チャップリンの寄席見物(1915年製作の映画)
5.0
 カラー映像でこの映画を見た。極めて辛らつでおぞましいコメディと言える。チャップリンは二役。金持ちの紳士と、桟敷席の酔っ払い。チャップリンの映画は時に愛に溢れ、根底には現実な残酷性がある。
 この二文法はチャップリンのシリーズで何度も繰り返されてきているが、この映画でもまた同じことが繰り返される。ちなみにこの作品は、チャップリンがまだイギリスの舞台に立っていた頃「唖鳥(おしどり)」というタイトルで演じられたものらしい。日本の寄席では「芝浜」などで”おしどり夫婦”が演じられるが、この映画は少し意味が違うようだ。

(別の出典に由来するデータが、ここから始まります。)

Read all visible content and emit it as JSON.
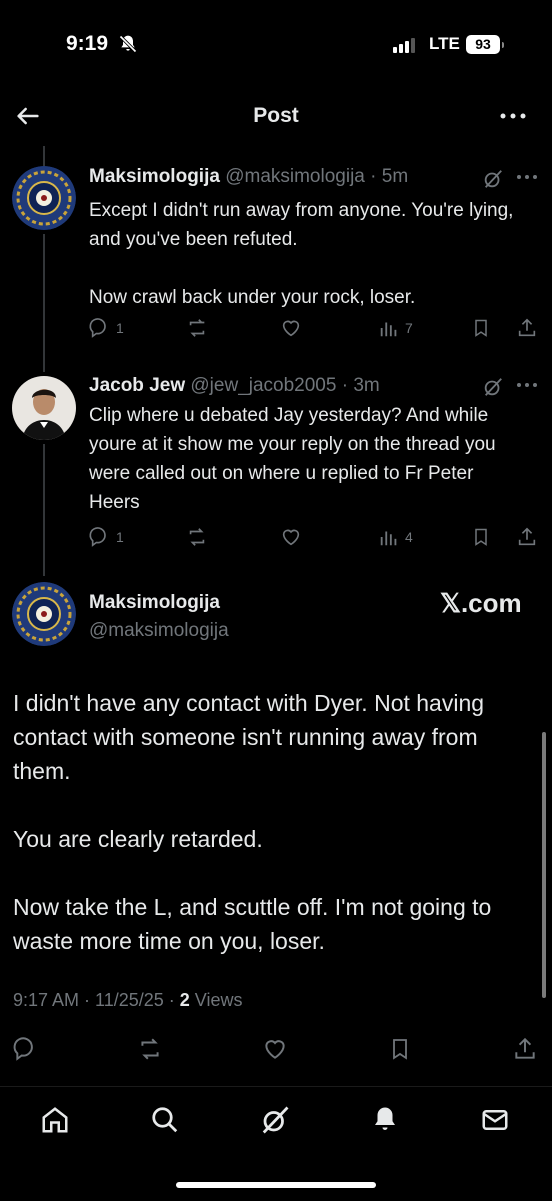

 チャップリンを1915年にキーストンから強引に引き抜いたシカゴのエッサネイで、チャップリンのドラマ作りは進化する。キーストン時代の単なるドタバタではなく、内容に時代背景を織り込むなどの工夫が施される。当時まだ26歳のチャップリンはシカゴで何を見たのだろうか?
 当時のシカゴはニューヨークに次ぐ第二の都市として格別の進化を遂げた反面、富裕層の肥大に反比例して、貧しい人々の生活は困窮し暴徒化するほど深刻だったらしい。
 そのあたりのことがこの映画の桟敷席のシーンに示されている。チャップリンのキャラクターとは思えないような人相の悪い酔っ払いが、最後に桟敷席から1階の金持ちめがけて水を撒くというシーンで盛り上がる。
 二役で金持ちを演じるチャップリンは、酔った勢いで自ら舞台に立ち笑いをとる。こうしたふたつの側面が、当時のシカゴという都市の時代背景をうまく写し取っているのではないだろうか。そしていまもこの縮図は我々の目の前にある。